"Des partenaires mieux intégrés au processus", Luc Frieden au sujet du semestre européen

Le Quotidien: La Commission européenne examinera cette année pour la première fois les projets de budget des États membres, comme le dicte le Semestre européen. Quand ces projets pourront enfin être débattus par les parlements nationaux, le processus aura déjà été validé par le Conseil européen. Les syndicats, et d'autres, y voient une attaque contre la souveraineté démocratique des parlements nationaux. Que leur répondez-vous?

Luc Frieden: Dans une Union monétaire, tous nos États sont interdépendants. Le but est d'avoir une procédure en deux étapes. Le premier semestre de l'année est destiné à fixer les grandes orientations à la fois en termes de politique budgétaire et de politique économique et de faire un examen européen des grands objectifs dans ces matières. À la fin de ce premier semestre, la Commission européenne et le Conseil des ministres des Finances de l'Union européenne donnent un avis et des recommandations sur ces grandes orientations. Et il appartient par la suite, sur base de cette analyse, de préparer le budget, au niveau national, en automne, comme par le passé. Mais la qualité en sera améliorée car les grandes orientations seront débattues dans un esprit européen. Le Parlement restera souverain dans sa décision finale. Nous sommes dans une Union monétaire, où nous avons déjà fixé le cadre, en termes de déficit et d'endettement maximaux et nous avons une politique économique commune avec certains objectifs, par exemple, dans le domaine de la recherche et du développement. J'ai proposé aux députés de venir discuter au Parlement, vers la fin du mois de mars, de l'objectif que nous nous fixons en termes de finances publiques, pour l'année 2012. Nous aurons ensuite un débat plus général sur les politiques que nous allons mener et le détail du budget sera fait à la fin de l'année. L'orientation européenne sera une plus-value pour notre politique budgétaire parce que ce n'est pas simplement nous qui allons discuter de l'objectif. Nous aurons un avis externe de la part des autres ministres des Finances de l'Union européenne. C'est un avantage pour nous et nous ferons ce même exercice à l'égard des autres pays de la zone euro. Nous éviterons des dérapages comme ceux que nous avons vus en Grèce et en Irlande. En fin de compte, nous aurons une meilleure politique budgétaire dans tous les États de la zone euro.

Le Quotidien: Le Semestre européen touche à des domaines qui intéressent tout particulièrement les partenaires sociaux. Le programme de stabilité et de convergence ainsi que le plan de réforme que contrôle désormais la Commission, ont un impact sur les dépenses publiques et touchent à la protection sociale, l'évolution des contrats de travail ou les hausses de salaires... Doit-on y voir une menace réelle sur nos acquis sociaux?

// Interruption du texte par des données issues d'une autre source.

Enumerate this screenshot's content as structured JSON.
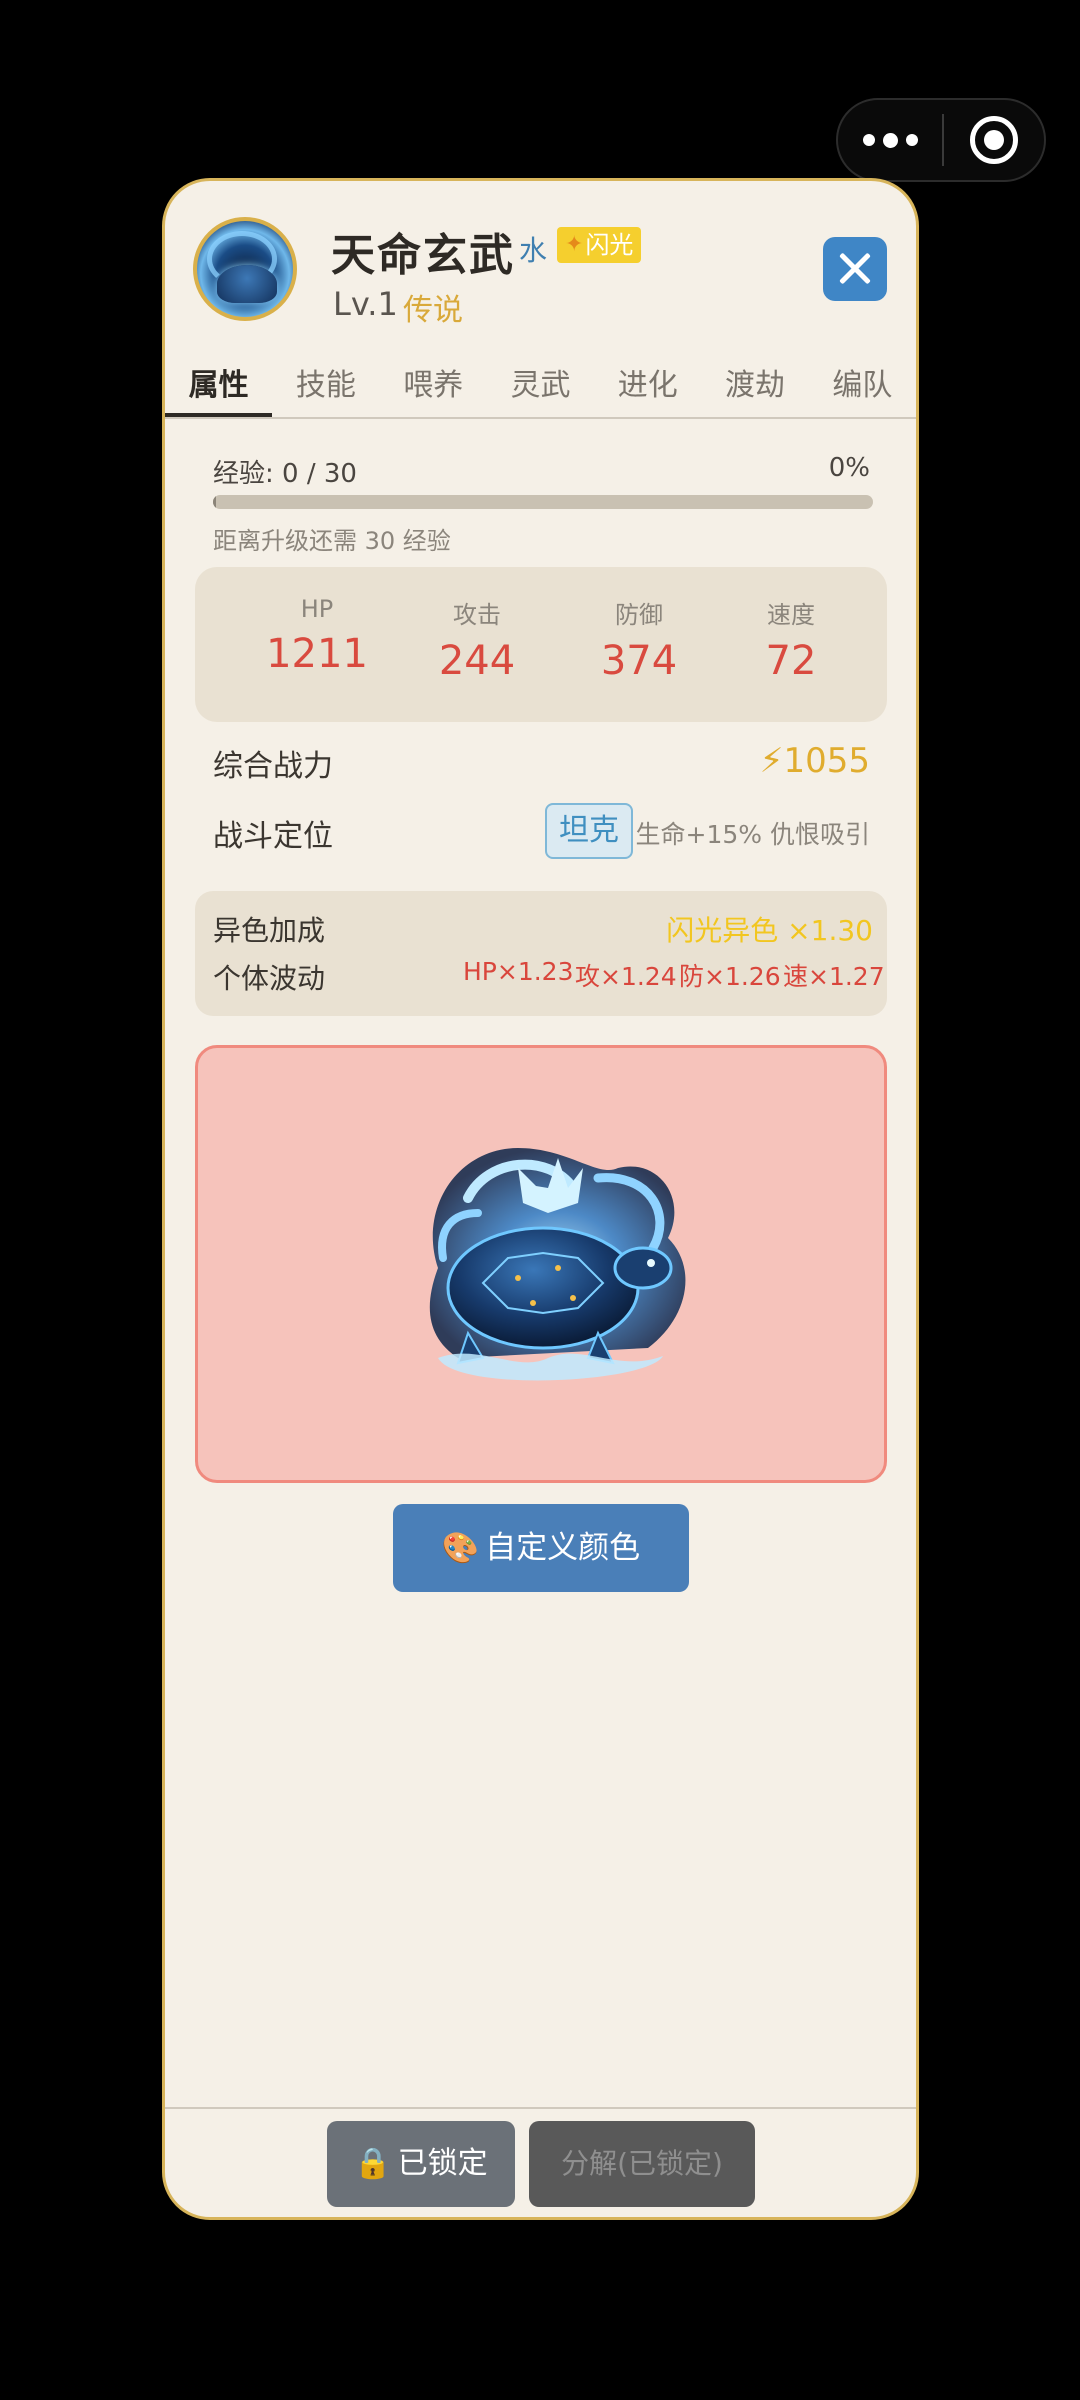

Luc Frieden: Toutes les politiques sont aujourd'hui à la fois nationales et européennes. Ce n'est pas Bruxelles ou un autre qui fixera notre politique salariale, mais si nous faisons des politiques ou des dépenses budgétaires qui créent un déficit ou qui conduisent à une situation dans laquelle nous ne pouvons plus financer certains domaines, comme le financement des retraites, alors cela devient un sujet européen. Il ne faut pas voir là une mainmise d'autrui sur notre politique mais c'est le bon sens, appliqué à la politique budgétaire et économique, dans un cadre européen que nous nous sommes fixé nous-mêmes.

Le Quotidien: Pour certains, comme Jacques Delors, le Semestre européen est trop centré sur des sanctions et pas assez sur des incitations et, d'une manière générale, il reste insuffisamment ouvert à la participation des différents acteurs, dont les parlements nationaux et les partenaires sociaux européens. Qu'en pensez-vous?

Luc Frieden: Nous avons besoin de sanctions puisque certains n'ont pas respecté les règles que nous nous étions données. La politique luxembourgeoise a toujours respecté l'ensemble de ces critères car des finances saines sont la condition de la stabilité d'une monnaie. Dans le cas du Luxembourg, avoir un déficit peu élevé avec des taux d'imposition raisonnables permet d'attirer des investisseurs et donc de créer des emplois. La sagesse luxembourgeoise deviendra à travers cet exercice une sagesse européenne dont nous profitons en tant que petit pays membre de la zone euro. L'incitation consiste à expliquer aux gens qu'avec des finances publiques saines, les pays seront mieux lotis car ils payeront moins d'intérêts sur la dette et que les emplois se créeront là où les impôts ne seront pas trop élevés. Quant à la participation des acteurs dans le processus, je dirais, au contraire, qu'à la fois les partis politiques et les partenaires sociaux seront mieux intégrés dans le processus budgétaire que par le passé. Désormais, nous aurons un débat budgétaire tout au long de l'année au moins à partir du moment où je présenterai les grandes orientations des finances publiques vers la fin mars.